With the chaing in High/High configuration (big gear in the front, little gear in the back) and thus as far outward from the bike as possible, spin the cranks at around 60 rpm. While pedaling, screw the high limit screw in (clockwise) on the RD until the chain jumps up to the next cog. If you were to attach the cable and ride away now, you'd never be able to get to your highest gear in the back, because the high limit screw is preventing the deraillur from moving outward enough to do so. Keep pedaling, and now back the screw out (counter-clockwise), going in 1/4 turn increments, until the chain just jumps down to the high gear. At this point you'll be hearing a nasty rattling sound as the derailleur cage is rubbing against the chain, so keeping backing the high limit screw out in 1/4 turn increments until that sound goes away. Your high limit screw is now set.

To adjust indexing, attach the cable to the RD in proper fashion (read above for more info on that), and while pedaling, make a shift down to the next bigger cog in the rear. If there is hesitation, shift back to the high gear, back out the barrel adjuster at the RD 1/4 turn, and try the shift again. Repeat until it makes this first shift cleanly. Then shift to the next gear, and then the next, and then the next, pausing for a moment at each gear to make sure that everything is working smoothly and there's no excess sound. If you encounter a reluctant shift, or if there's excess sound, go back to the high gear, make another 1/4 turn out, and try again until all excess noise is eliminated and all shifts are smart and clean. Indexing is now adjusted.

To adjust the low limit screw on the RD, we're first going to screw it in to a point where it makes for poor shifting, and then back it out until things are perfect again. The hardest shift for a bicycle to make is to go into the biggest cog in the back (the low, or innermost gear) while the chain is on the big ring in the front (the outermost gear). This makes the RD work as hard as it possibly can. If we adjust for this condition, then it should work fine everywhere else. With the chain on the big ring in the front, shift to the 2nd biggest cog in the back (not the innermost cog, but the cog next to it).

From this position, screw the low limit screw in one full turn, then pedal and try to make the shift to the innermost cog in the back. If it makes the shift fine, then shift back to the other cog and move the low limit screw in one full turn. Repeat this process until you find a noticeable degredation in shifting. Don't screw the low limit screw in while the RD is in the lowest gear. Instead, shift down to the next gear and make the adjustment there, and then move the RD back to the low gear. Now that you know you've found the point where shifting is negatively impacted, back the low limit screw out (counter-clockwise) 1/4 turn and try to make the shift again. If it's perfect, great, if not, then shift back, back the screw out another 1/4 turn, and try again. Repeat until you find the point of adjustment that just finally eliminates the imperfect shifiting. Over time this screw is only going to seat in and loosen, so we're shooting for the tightest possible setting that still gives optimal shift performance. The low limit screw has now been set.

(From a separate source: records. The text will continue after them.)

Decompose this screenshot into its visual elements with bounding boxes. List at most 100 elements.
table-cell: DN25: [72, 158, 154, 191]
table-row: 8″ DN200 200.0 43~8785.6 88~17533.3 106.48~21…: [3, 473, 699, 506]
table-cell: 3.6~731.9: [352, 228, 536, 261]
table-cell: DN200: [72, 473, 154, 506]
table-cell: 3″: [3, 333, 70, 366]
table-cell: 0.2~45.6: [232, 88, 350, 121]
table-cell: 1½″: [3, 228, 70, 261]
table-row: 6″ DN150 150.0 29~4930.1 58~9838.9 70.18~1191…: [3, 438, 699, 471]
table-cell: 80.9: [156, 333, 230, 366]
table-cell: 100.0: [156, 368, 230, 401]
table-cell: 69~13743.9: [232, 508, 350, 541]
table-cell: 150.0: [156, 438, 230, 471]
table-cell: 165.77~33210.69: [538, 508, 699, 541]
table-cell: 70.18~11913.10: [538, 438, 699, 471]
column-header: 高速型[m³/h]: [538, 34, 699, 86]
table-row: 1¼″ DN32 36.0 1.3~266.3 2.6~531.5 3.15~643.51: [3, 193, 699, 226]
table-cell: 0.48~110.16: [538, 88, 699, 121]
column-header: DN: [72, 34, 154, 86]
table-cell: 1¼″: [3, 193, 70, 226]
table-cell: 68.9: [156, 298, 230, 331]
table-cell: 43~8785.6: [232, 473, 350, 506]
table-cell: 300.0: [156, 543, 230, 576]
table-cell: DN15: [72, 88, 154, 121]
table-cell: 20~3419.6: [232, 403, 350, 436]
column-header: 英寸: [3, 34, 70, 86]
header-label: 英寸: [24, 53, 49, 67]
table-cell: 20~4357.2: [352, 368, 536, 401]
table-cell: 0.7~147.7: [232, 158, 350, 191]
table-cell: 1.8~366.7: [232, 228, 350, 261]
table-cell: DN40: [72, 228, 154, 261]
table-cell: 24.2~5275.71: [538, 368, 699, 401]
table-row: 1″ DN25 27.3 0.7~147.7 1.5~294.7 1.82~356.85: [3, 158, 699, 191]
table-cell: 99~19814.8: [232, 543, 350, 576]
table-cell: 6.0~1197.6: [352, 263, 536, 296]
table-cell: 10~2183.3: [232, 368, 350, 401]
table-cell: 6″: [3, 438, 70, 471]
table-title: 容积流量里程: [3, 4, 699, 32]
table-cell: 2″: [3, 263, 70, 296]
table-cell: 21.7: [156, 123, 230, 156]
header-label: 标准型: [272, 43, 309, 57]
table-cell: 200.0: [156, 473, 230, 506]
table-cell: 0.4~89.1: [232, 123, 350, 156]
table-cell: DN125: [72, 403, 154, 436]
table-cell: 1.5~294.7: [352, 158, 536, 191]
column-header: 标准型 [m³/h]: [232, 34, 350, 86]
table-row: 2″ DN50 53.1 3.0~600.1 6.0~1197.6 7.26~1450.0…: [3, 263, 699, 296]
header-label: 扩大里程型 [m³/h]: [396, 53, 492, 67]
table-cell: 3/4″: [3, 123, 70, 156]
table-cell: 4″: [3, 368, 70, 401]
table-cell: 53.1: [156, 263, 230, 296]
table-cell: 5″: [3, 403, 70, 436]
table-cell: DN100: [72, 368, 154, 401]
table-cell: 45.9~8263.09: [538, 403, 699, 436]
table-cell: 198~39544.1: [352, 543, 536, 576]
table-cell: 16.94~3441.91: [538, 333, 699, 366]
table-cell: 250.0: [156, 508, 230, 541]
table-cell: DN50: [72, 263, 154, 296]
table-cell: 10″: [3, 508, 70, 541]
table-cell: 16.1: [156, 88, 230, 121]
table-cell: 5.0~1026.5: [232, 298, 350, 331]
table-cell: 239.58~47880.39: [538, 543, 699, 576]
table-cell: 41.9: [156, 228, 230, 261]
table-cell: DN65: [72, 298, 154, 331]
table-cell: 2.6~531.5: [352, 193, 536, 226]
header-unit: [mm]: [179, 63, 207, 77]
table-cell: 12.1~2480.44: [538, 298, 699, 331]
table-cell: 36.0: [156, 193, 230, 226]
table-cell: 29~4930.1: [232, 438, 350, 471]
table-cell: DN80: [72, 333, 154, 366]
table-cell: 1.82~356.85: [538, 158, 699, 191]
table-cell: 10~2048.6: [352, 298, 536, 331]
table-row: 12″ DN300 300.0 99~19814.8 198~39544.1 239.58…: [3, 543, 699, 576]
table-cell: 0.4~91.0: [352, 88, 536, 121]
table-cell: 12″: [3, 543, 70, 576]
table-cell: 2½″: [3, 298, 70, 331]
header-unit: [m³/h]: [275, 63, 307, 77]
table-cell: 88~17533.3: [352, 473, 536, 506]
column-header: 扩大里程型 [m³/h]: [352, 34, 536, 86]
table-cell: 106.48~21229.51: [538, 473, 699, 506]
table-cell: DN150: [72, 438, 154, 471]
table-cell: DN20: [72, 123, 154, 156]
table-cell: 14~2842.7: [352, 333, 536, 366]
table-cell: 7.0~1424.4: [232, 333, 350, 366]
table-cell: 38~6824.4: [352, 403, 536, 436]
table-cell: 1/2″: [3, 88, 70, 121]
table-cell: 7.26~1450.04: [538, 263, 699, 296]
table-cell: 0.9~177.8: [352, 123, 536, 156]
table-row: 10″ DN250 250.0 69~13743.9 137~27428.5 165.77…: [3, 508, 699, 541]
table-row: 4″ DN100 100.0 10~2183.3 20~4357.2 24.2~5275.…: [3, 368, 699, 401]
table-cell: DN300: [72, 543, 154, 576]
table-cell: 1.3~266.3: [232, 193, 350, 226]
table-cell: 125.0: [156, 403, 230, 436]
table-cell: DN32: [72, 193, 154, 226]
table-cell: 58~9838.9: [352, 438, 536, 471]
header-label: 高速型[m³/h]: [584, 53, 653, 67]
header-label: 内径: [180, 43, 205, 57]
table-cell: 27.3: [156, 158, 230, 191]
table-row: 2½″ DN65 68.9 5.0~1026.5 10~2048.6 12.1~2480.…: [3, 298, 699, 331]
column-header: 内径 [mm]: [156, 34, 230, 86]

Remember that big screw called the B screw? That thing controls the amount of tension in the spring that rotates the derailleur body, and therefore controls the angle of the derailleur and distance of the pulley of the RD from the cogs. Different manufacturers call for different settings (SRAM for instance calls for about a 6mm gap from the RD pulley to the biggest cog). This is measured with the RD on the biggest cog in the back and the chain on the smallest ring in the front. For most Shimano derailleurs, increasing tension on this screw will move the RD farther away from the cogs in the back. Getting the RD close, but not touching, the cog is usually optimal.